We calculate the length of the projection of one vector onto the other as v=<V1,V2>, where <,> denote the inner product.  Explicitly, <(a1,a2,a3),(b1,b2,b3)>=a1*b1+a2*b2+a3*b3.

Since V1 and V2 are normalized,  cos(A)=v.  In other words, A=acos(v).

[ 本帖最后由 pcqsl 于 2008-3-21 19:23 编辑 ]

pcqsl

To FreddyMusic,

Congratulations! Your better result is confirmed.   

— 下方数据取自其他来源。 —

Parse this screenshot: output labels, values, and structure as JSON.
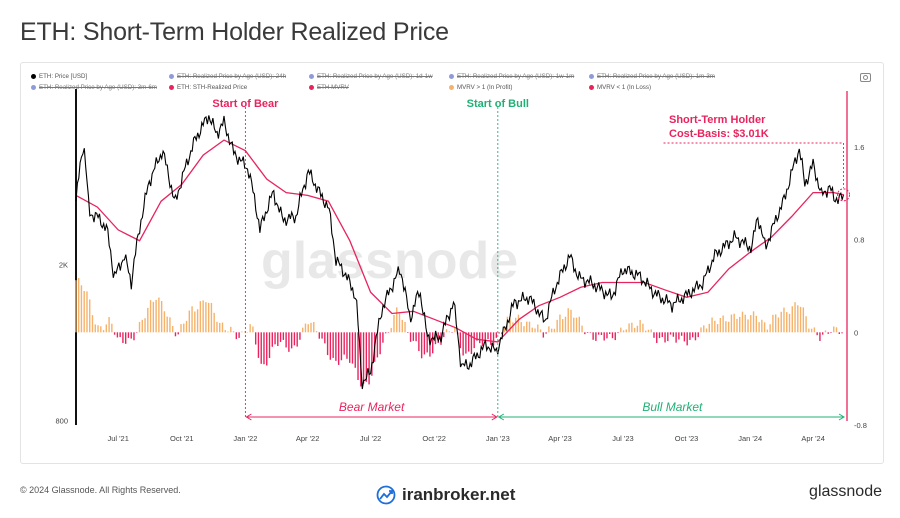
{
  "header": {
    "title": "ETH: Short-Term Holder Realized Price"
  },
  "legend": {
    "items": [
      {
        "label": "ETH: Price [USD]",
        "color": "#000000",
        "active": true
      },
      {
        "label": "ETH: Realized Price by Age (USD): 24h",
        "color": "#8e9bd8",
        "active": false
      },
      {
        "label": "ETH: Realized Price by Age (USD): 1d-1w",
        "color": "#8e9bd8",
        "active": false
      },
      {
        "label": "ETH: Realized Price by Age (USD): 1w-1m",
        "color": "#8e9bd8",
        "active": false
      },
      {
        "label": "ETH: Realized Price by Age (USD): 1m-3m",
        "color": "#8e9bd8",
        "active": false
      },
      {
        "label": "ETH: Realized Price by Age (USD): 3m-6m",
        "color": "#8e9bd8",
        "active": false
      },
      {
        "label": "ETH: STH-Realized Price",
        "color": "#e8245f",
        "active": true
      },
      {
        "label": "ETH MVRV",
        "color": "#e8245f",
        "active": false
      },
      {
        "label": "MVRV > 1 (In Profit)",
        "color": "#f5b26b",
        "active": true
      },
      {
        "label": "MVRV < 1 (In Loss)",
        "color": "#e8245f",
        "active": true
      }
    ]
  },
  "annotations": {
    "start_bear": "Start of Bear",
    "start_bull": "Start of Bull",
    "sth_label_line1": "Short-Term Holder",
    "sth_label_line2": "Cost-Basis: $3.01K",
    "bear_market": "Bear Market",
    "bull_market": "Bull Market",
    "watermark": "glassnode"
  },
  "colors": {
    "price": "#000000",
    "sth": "#e8245f",
    "profit": "#f5b26b",
    "loss": "#e8245f",
    "bull": "#20b074"
  },
  "footer": {
    "copyright": "© 2024 Glassnode. All Rights Reserved.",
    "broker": "iranbroker.net",
    "brand": "glassnode"
  },
  "chart_data": {
    "type": "line",
    "title": "ETH: Short-Term Holder Realized Price",
    "x_ticks": [
      "Jul '21",
      "Oct '21",
      "Jan '22",
      "Apr '22",
      "Jul '22",
      "Oct '22",
      "Jan '23",
      "Apr '23",
      "Jul '23",
      "Oct '23",
      "Jan '24",
      "Apr '24"
    ],
    "x_range": [
      "2021-05-01",
      "2024-05-20"
    ],
    "y_left": {
      "scale": "log",
      "ticks": [
        {
          "v": 2000,
          "label": "2K"
        },
        {
          "v": 800,
          "label": "800"
        }
      ],
      "range": [
        780,
        5600
      ]
    },
    "y_right": {
      "ticks": [
        {
          "v": 1.6,
          "label": "1.6"
        },
        {
          "v": 0.8,
          "label": "0.8"
        },
        {
          "v": 0,
          "label": "0"
        },
        {
          "v": -0.8,
          "label": "-0.8"
        }
      ],
      "range": [
        -0.8,
        2.1
      ]
    },
    "series": [
      {
        "name": "ETH: Price [USD]",
        "axis": "left",
        "points": [
          [
            "2021-05-01",
            2900
          ],
          [
            "2021-05-12",
            4100
          ],
          [
            "2021-05-20",
            2700
          ],
          [
            "2021-06-01",
            2650
          ],
          [
            "2021-06-15",
            2450
          ],
          [
            "2021-06-25",
            1850
          ],
          [
            "2021-07-10",
            2100
          ],
          [
            "2021-07-20",
            1800
          ],
          [
            "2021-08-05",
            2700
          ],
          [
            "2021-08-15",
            3250
          ],
          [
            "2021-09-03",
            3900
          ],
          [
            "2021-09-21",
            2850
          ],
          [
            "2021-10-01",
            3300
          ],
          [
            "2021-10-20",
            4150
          ],
          [
            "2021-11-09",
            4800
          ],
          [
            "2021-11-20",
            4300
          ],
          [
            "2021-12-01",
            4600
          ],
          [
            "2021-12-15",
            3850
          ],
          [
            "2022-01-05",
            3500
          ],
          [
            "2022-01-22",
            2450
          ],
          [
            "2022-02-10",
            3050
          ],
          [
            "2022-02-24",
            2600
          ],
          [
            "2022-03-15",
            2650
          ],
          [
            "2022-04-02",
            3450
          ],
          [
            "2022-04-20",
            3000
          ],
          [
            "2022-05-01",
            2800
          ],
          [
            "2022-05-12",
            2050
          ],
          [
            "2022-05-25",
            1900
          ],
          [
            "2022-06-10",
            1650
          ],
          [
            "2022-06-18",
            1000
          ],
          [
            "2022-07-01",
            1060
          ],
          [
            "2022-07-18",
            1550
          ],
          [
            "2022-08-13",
            1950
          ],
          [
            "2022-08-27",
            1450
          ],
          [
            "2022-09-10",
            1720
          ],
          [
            "2022-09-21",
            1300
          ],
          [
            "2022-10-10",
            1300
          ],
          [
            "2022-10-29",
            1600
          ],
          [
            "2022-11-09",
            1100
          ],
          [
            "2022-11-21",
            1110
          ],
          [
            "2022-12-15",
            1250
          ],
          [
            "2022-12-30",
            1200
          ],
          [
            "2023-01-10",
            1350
          ],
          [
            "2023-01-25",
            1600
          ],
          [
            "2023-02-15",
            1650
          ],
          [
            "2023-03-10",
            1430
          ],
          [
            "2023-03-25",
            1750
          ],
          [
            "2023-04-15",
            2100
          ],
          [
            "2023-04-28",
            1850
          ],
          [
            "2023-05-15",
            1800
          ],
          [
            "2023-06-15",
            1650
          ],
          [
            "2023-07-01",
            1950
          ],
          [
            "2023-07-25",
            1870
          ],
          [
            "2023-08-17",
            1680
          ],
          [
            "2023-09-10",
            1580
          ],
          [
            "2023-10-01",
            1670
          ],
          [
            "2023-10-25",
            1800
          ],
          [
            "2023-11-10",
            2100
          ],
          [
            "2023-12-10",
            2350
          ],
          [
            "2024-01-03",
            2200
          ],
          [
            "2024-01-12",
            2650
          ],
          [
            "2024-01-23",
            2200
          ],
          [
            "2024-02-20",
            2950
          ],
          [
            "2024-03-12",
            3950
          ],
          [
            "2024-03-20",
            3200
          ],
          [
            "2024-04-01",
            3600
          ],
          [
            "2024-04-13",
            3000
          ],
          [
            "2024-04-25",
            3150
          ],
          [
            "2024-05-01",
            2950
          ],
          [
            "2024-05-15",
            2950
          ]
        ]
      },
      {
        "name": "ETH: STH-Realized Price",
        "axis": "left",
        "points": [
          [
            "2021-05-01",
            3000
          ],
          [
            "2021-06-01",
            2800
          ],
          [
            "2021-07-01",
            2450
          ],
          [
            "2021-08-01",
            2300
          ],
          [
            "2021-09-01",
            2900
          ],
          [
            "2021-10-01",
            3200
          ],
          [
            "2021-11-01",
            3800
          ],
          [
            "2021-12-01",
            4150
          ],
          [
            "2022-01-01",
            3900
          ],
          [
            "2022-02-01",
            3300
          ],
          [
            "2022-03-01",
            3050
          ],
          [
            "2022-04-01",
            3000
          ],
          [
            "2022-05-01",
            2900
          ],
          [
            "2022-06-01",
            2300
          ],
          [
            "2022-07-01",
            1700
          ],
          [
            "2022-08-01",
            1500
          ],
          [
            "2022-09-01",
            1520
          ],
          [
            "2022-10-01",
            1450
          ],
          [
            "2022-11-01",
            1380
          ],
          [
            "2022-12-01",
            1290
          ],
          [
            "2023-01-01",
            1270
          ],
          [
            "2023-02-01",
            1450
          ],
          [
            "2023-03-01",
            1570
          ],
          [
            "2023-04-01",
            1650
          ],
          [
            "2023-05-01",
            1750
          ],
          [
            "2023-06-01",
            1800
          ],
          [
            "2023-07-01",
            1800
          ],
          [
            "2023-08-01",
            1800
          ],
          [
            "2023-09-01",
            1720
          ],
          [
            "2023-10-01",
            1650
          ],
          [
            "2023-11-01",
            1700
          ],
          [
            "2023-12-01",
            1950
          ],
          [
            "2024-01-01",
            2150
          ],
          [
            "2024-02-01",
            2350
          ],
          [
            "2024-03-01",
            2650
          ],
          [
            "2024-04-01",
            3050
          ],
          [
            "2024-05-01",
            3050
          ],
          [
            "2024-05-15",
            3010
          ]
        ]
      },
      {
        "name": "MVRV > 1 (In Profit)",
        "axis": "right",
        "points": [
          [
            "2021-05-01",
            0.45
          ],
          [
            "2021-05-15",
            0.35
          ],
          [
            "2021-06-01",
            0.05
          ],
          [
            "2021-06-20",
            0.1
          ],
          [
            "2021-07-01",
            -0.1
          ],
          [
            "2021-07-20",
            -0.05
          ],
          [
            "2021-08-10",
            0.15
          ],
          [
            "2021-08-25",
            0.3
          ],
          [
            "2021-09-05",
            0.25
          ],
          [
            "2021-09-25",
            -0.05
          ],
          [
            "2021-10-15",
            0.2
          ],
          [
            "2021-11-05",
            0.3
          ],
          [
            "2021-11-25",
            0.05
          ],
          [
            "2021-12-10",
            0.05
          ],
          [
            "2021-12-25",
            -0.05
          ],
          [
            "2022-01-10",
            0.05
          ],
          [
            "2022-01-25",
            -0.3
          ],
          [
            "2022-02-15",
            -0.1
          ],
          [
            "2022-03-10",
            -0.15
          ],
          [
            "2022-04-01",
            0.1
          ],
          [
            "2022-04-20",
            -0.05
          ],
          [
            "2022-05-10",
            -0.25
          ],
          [
            "2022-06-01",
            -0.25
          ],
          [
            "2022-06-20",
            -0.45
          ],
          [
            "2022-07-01",
            -0.4
          ],
          [
            "2022-07-20",
            -0.1
          ],
          [
            "2022-08-10",
            0.25
          ],
          [
            "2022-08-25",
            -0.05
          ],
          [
            "2022-09-15",
            -0.2
          ],
          [
            "2022-10-10",
            -0.1
          ],
          [
            "2022-10-30",
            0.05
          ],
          [
            "2022-11-15",
            -0.2
          ],
          [
            "2022-12-10",
            -0.1
          ],
          [
            "2022-12-30",
            -0.05
          ],
          [
            "2023-01-15",
            0.08
          ],
          [
            "2023-02-01",
            0.12
          ],
          [
            "2023-02-20",
            0.08
          ],
          [
            "2023-03-10",
            -0.05
          ],
          [
            "2023-04-01",
            0.15
          ],
          [
            "2023-04-15",
            0.18
          ],
          [
            "2023-05-10",
            0.0
          ],
          [
            "2023-06-15",
            -0.08
          ],
          [
            "2023-07-05",
            0.08
          ],
          [
            "2023-08-01",
            0.04
          ],
          [
            "2023-08-20",
            -0.04
          ],
          [
            "2023-09-15",
            -0.08
          ],
          [
            "2023-10-10",
            -0.05
          ],
          [
            "2023-11-01",
            0.05
          ],
          [
            "2023-11-20",
            0.14
          ],
          [
            "2023-12-20",
            0.12
          ],
          [
            "2024-01-10",
            0.18
          ],
          [
            "2024-01-25",
            0.03
          ],
          [
            "2024-02-15",
            0.18
          ],
          [
            "2024-03-12",
            0.26
          ],
          [
            "2024-03-25",
            0.05
          ],
          [
            "2024-04-10",
            -0.02
          ],
          [
            "2024-04-25",
            0.02
          ],
          [
            "2024-05-15",
            -0.02
          ]
        ]
      }
    ],
    "events": [
      {
        "label": "Start of Bear",
        "date": "2022-01-01"
      },
      {
        "label": "Start of Bull",
        "date": "2023-01-01"
      }
    ],
    "periods": [
      {
        "label": "Bear Market",
        "from": "2022-01-01",
        "to": "2023-01-01"
      },
      {
        "label": "Bull Market",
        "from": "2023-01-01",
        "to": "2024-05-20"
      }
    ],
    "callout": {
      "label": "Short-Term Holder Cost-Basis: $3.01K",
      "date": "2024-05-15",
      "value": 3010
    }
  }
}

By comparing your new result with my old one, I come up a new optimization algorithm.  It takes a piece from a loop and inserts it into a different place.  My program will converge to the new result very quickly with this help.  Unfortunately , no better result is obtained.

FreddyMusic

pcqsl，

我想你没有问题阅读中文，所以我用中文把问题写清楚，以便其他会员阅读和加入探讨。

我在考虑如何证明我们现在的结果是正确的或者大致是正确的。我想到两点。

1. 精度问题，以前我说精度要到 10^ -23 ，这过于偏激。
  我想你现有的取舍很正确，保留小数点后 3 位，就足够了，
  即代表了 1 米之遥。如果精度再提高对实际意义也不大了。

2.只是个想法，如果以概率的分布测试现有结果。
  将10000 个任意随机结果的值求解概率分布曲线，
  随后查看现有最优值和置信区间，以便得出结论。
  像是：比现有15700 的结果更小的数值，可能性还有 0.001% 等等。

我周末再来搞。

shamohu

这是一解：
125.35 43.87
123.45 41.8
117 36.67
117.28 31.85
118.78 32.05
121.47 31.23
120.17 30.25
121.45 25.02
119.3 26.08
115.88 28.68
114.27 30.58
112.97 28.2
113.25 23.12
114.15 22.28
113.55 22.2
110.32 20.05
108.32 22.82
106.72 26.58
106.58 29.57
104.07 30.67
102.7 25.05
91 29.6
87.58 43.8
101.77 36.62
103.68 36.05
106.27 38.47
108.9 34.27
113.67 34.75
112.55 37.87
111.64 40.82
114.48 38.05
116.4 39.93
117.2 39.13
126.65 45.75

[ 本帖最后由 shamohu 于 2008-3-21 10:55 编辑 ]

shamohu

这是附图

FreddyMusic

原帖由 shamohu 于 2008-3-21 10:56 发表
这是附图

感谢你的实践和我们共同参与解决问题！

这个解就是现在 Mathematica demo 上的解，但遗憾不是最优解，在球坐标里程是 15782.4 km 。

我想平面坐标和球坐标还是有差异的，球坐标更好点。你把它换到球坐标再试试！

FreddyMusic

pcqsl,

I did some calucation on statistic. Only for your information and get some feeling.

The total quantity of solution is 34!/2 =1.5 * 10^34.

I take 10^5 data by function calucation as random samples. Then study this sample. Find....

If we want to reduce from 15709 km to 15708 km, The possiblity is 4.3%.

If we want to reduce from 15709 km to 15704 km, The possiblity is 10^ -7.

If we want to reduce from 15709 km to 15680 km, The possiblity is 10^ -40.

I show you exactly calucation on monday.

[ 本帖最后由 FreddyMusic 于 2008-3-22 19:17 编辑 ]

FreddyMusic

pcqsl,

Two points !

1. Can you evaluate, how many data we has searched with your algorithm at the moment ?
   Just to get the feeling how big is our net and how big is the ocean.

2. Still have the feeling that there is another better answer.

pcqsl

It is not easy to evaluate.  But I believe that a big region has been searched.  Since I will be extremely busy next week, I will think about it later.

智学德

你的结果对我很有参考价值，谢谢！